At last our road came and we wandered down the path with the speed of a grandmother with hip problems. Half an our later we made a stop at the mentioned waterfalls that neither of us was in the mood to get into at this point.


After that our “guide” wanted to drop us off at a coffee shop that makes and sells arabica coffee (not a plantation as promised), so that he would be able to go and order our food at the place where we would eat. Once we found out that not even a cup of coffee was included in our 40 dollar per person tour fee, we no longer felt like coffee. He was hesitant to take us along with him, as he explained it would take some time to prepare our lunch…and we just wondered why he hadn’t used the hours spent on the phone to pre order our food?!

We went to a pleasant bbq bar and decided that we need a beer while waiting for our meal. Of course drinks where not included in our fee either, so we splurged and paid the 2000 Tsh (1 Euro) ourselves. 😉


Shortly before lunch we had gotten into another fight with “the idiot”, because we wanted him to know how dissatisfied we were with the hike, the fact that virtually nothing was included in our tour fee and that we were absolutely aware that we had been totally overcharged and thus he was a crook. After that we spent lunch at two different tables and did not speak much anymore.

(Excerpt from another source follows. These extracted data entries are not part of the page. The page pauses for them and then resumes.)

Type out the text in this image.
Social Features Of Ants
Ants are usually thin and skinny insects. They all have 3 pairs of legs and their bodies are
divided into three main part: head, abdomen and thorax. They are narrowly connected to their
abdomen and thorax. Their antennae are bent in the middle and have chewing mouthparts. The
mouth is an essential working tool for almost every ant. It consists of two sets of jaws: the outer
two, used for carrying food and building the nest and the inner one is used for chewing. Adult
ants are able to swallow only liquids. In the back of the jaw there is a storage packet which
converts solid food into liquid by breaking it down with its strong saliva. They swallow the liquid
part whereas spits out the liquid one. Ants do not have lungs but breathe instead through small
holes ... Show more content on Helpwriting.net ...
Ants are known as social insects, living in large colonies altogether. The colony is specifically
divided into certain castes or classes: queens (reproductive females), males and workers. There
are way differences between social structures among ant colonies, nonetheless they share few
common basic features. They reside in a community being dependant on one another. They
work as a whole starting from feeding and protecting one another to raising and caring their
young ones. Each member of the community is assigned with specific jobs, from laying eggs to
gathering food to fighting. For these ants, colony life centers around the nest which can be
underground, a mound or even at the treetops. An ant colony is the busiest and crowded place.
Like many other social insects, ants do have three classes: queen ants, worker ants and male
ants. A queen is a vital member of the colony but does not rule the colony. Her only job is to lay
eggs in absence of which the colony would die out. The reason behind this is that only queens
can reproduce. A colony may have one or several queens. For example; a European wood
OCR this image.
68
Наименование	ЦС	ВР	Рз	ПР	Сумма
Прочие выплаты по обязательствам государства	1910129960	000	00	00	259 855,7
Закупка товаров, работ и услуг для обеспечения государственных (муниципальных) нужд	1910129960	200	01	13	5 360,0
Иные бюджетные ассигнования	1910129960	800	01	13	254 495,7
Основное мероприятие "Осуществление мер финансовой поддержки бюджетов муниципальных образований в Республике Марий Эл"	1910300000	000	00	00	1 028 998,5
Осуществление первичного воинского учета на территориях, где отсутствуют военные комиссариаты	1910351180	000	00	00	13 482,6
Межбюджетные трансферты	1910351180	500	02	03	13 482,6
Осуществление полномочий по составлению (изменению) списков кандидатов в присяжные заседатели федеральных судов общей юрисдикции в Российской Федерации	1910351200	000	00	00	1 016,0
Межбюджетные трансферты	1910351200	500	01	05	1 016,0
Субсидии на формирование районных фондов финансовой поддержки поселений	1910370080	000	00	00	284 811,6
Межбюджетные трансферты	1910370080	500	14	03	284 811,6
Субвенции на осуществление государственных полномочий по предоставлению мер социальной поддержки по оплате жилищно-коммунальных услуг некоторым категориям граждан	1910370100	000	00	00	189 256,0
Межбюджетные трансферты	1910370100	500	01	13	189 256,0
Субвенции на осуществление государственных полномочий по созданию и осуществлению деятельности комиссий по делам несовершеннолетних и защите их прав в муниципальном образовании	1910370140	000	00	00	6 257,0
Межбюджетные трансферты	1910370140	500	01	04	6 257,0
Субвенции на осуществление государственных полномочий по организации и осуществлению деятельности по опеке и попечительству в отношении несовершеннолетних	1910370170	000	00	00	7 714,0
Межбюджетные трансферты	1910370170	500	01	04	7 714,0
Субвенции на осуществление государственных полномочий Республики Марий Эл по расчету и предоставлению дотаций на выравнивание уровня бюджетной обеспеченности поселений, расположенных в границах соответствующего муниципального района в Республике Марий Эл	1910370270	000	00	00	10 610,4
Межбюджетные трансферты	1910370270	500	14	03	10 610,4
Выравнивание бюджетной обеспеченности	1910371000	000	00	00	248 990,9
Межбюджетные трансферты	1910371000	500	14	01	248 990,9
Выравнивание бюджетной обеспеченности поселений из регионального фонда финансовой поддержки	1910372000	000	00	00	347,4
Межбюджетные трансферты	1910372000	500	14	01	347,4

Once our so-so lunch was over, our “guide’s” eyes had become even redder and we got the feeling he was slightly drunk, as he started stumbling over stones and roots. Our next stop was at a house where the local Banana beer was brewed, which we got a taste of (for free!!!) and which our guide enjoyed a few buckets of himself. We really didn’t like the stuff too much though.


After that we drove the hour back to Moshi by bus, during which our guide fell asleep in his seat. Before we actually arrived in Moshi he told us, he was getting off earlier and waved good-bye. And again we asked ourselves, was this the acclaimed Tanzanian friendliness?